Webinars

Shedding light on complex regions in genetics

21.11.2018

Utilizing customized sequencing solutions to detect and confirm variants in difficult-to-sequence genes

 

How does in-depth understanding of difficult-to-sequence regions enable improved patient outcomes? Leaps in DNA sequencing technologies and in our ability to understand and interpret genomic sequences have advanced diagnostics of rare hereditary disorders. However, there are still many regions in the genome that harbor clinically important variants but are not covered with standard next generation sequencing (NGS) strategies or Sanger sequencing. These regions include genes that have pseudogenes or other highly homologous genomic regions or consist of longer stretches of repetitive sequences.

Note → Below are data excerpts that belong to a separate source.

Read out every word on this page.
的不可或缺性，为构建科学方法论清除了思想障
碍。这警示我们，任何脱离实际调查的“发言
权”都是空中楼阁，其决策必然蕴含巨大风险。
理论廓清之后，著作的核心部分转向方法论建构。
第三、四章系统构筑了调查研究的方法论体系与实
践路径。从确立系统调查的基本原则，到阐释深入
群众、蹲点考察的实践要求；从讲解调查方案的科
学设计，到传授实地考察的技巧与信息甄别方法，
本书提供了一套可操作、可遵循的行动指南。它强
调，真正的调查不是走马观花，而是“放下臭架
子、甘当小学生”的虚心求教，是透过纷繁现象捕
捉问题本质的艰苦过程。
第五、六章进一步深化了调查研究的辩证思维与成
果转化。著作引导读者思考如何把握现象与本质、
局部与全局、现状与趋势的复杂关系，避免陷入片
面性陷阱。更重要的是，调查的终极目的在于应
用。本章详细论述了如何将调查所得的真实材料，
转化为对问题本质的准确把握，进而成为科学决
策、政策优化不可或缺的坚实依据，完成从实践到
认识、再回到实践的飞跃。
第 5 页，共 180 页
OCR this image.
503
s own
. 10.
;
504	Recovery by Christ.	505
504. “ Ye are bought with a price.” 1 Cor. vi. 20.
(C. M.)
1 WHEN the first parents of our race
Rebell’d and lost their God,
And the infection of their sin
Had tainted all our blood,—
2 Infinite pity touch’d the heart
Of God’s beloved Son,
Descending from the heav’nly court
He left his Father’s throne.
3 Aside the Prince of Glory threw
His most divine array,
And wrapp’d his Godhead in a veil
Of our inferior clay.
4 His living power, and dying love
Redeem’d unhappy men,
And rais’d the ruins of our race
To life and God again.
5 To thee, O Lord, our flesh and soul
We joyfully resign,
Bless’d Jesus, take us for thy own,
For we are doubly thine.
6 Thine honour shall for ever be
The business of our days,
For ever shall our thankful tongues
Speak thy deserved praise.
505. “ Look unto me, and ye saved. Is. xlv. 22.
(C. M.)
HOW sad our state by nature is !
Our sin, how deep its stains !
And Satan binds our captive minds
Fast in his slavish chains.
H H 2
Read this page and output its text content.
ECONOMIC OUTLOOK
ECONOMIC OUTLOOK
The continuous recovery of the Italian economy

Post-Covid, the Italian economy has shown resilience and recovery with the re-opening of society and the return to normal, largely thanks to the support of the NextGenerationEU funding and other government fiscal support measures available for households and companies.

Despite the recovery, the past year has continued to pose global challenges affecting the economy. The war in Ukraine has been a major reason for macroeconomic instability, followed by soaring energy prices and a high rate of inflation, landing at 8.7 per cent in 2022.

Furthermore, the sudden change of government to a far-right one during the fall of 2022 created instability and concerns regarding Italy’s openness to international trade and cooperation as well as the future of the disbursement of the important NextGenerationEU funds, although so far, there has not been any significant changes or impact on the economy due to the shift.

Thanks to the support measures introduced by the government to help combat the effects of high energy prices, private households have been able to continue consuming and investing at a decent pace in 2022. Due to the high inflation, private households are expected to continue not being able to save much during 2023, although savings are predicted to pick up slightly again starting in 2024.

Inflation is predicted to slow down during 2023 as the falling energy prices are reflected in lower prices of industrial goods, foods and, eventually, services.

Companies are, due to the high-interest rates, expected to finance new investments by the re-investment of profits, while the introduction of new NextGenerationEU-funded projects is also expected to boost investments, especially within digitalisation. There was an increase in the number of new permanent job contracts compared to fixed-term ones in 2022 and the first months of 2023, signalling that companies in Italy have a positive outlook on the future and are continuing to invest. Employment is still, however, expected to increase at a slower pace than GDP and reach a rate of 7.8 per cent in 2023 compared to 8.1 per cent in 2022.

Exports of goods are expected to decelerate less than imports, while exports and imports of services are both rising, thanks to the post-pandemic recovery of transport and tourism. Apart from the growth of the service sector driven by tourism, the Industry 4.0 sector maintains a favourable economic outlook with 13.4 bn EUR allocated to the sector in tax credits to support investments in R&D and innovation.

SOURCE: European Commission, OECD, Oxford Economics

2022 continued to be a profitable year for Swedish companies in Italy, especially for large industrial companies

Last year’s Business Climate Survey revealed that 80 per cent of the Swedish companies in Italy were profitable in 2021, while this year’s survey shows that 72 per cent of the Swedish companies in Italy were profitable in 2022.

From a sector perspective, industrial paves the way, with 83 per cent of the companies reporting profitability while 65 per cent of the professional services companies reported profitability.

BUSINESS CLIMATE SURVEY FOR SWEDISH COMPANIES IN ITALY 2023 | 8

This educational webinar provides participants insight to the most recent advancements in the area of difficult-to-sequence regions and especially, improved diagnostics of X-linked retinitis pigmentosa and spinal muscular atrophy. In this webinar we will share our approach of customized bioinformatic and sequencing solutions.

Key topics

  • Overview of our NGS platform
  • Description of difficult-to-sequence genetic regions
  • Our approach to provide customized solutions
  • Case examples including RPGR (ORF15) and SMN1/SMN2, associated with X-linked retinitis pigmentosa and spinal muscular atrophy


Blueprint Academy
is an educational resource for healthcare professionals and organizations, patients and the scientific community. We publish informative and empowering content, webinars and white papers from the world of genetics. #geneticknowledge

Presented by: Johanna Sistonen, Clinical Development Manager, PhD

Johanna Sistonen got her PhD from the University of Helsinki in personalized medicine, and did her post-doctoral training in the University of British Columbia, Vancouver, Canada. She has worked as a research group leader in the University Hospital of Bern, Switzerland. Johanna joined Blueprint Genetics R&D in 2015 and currently she leads the Clinical R&D team.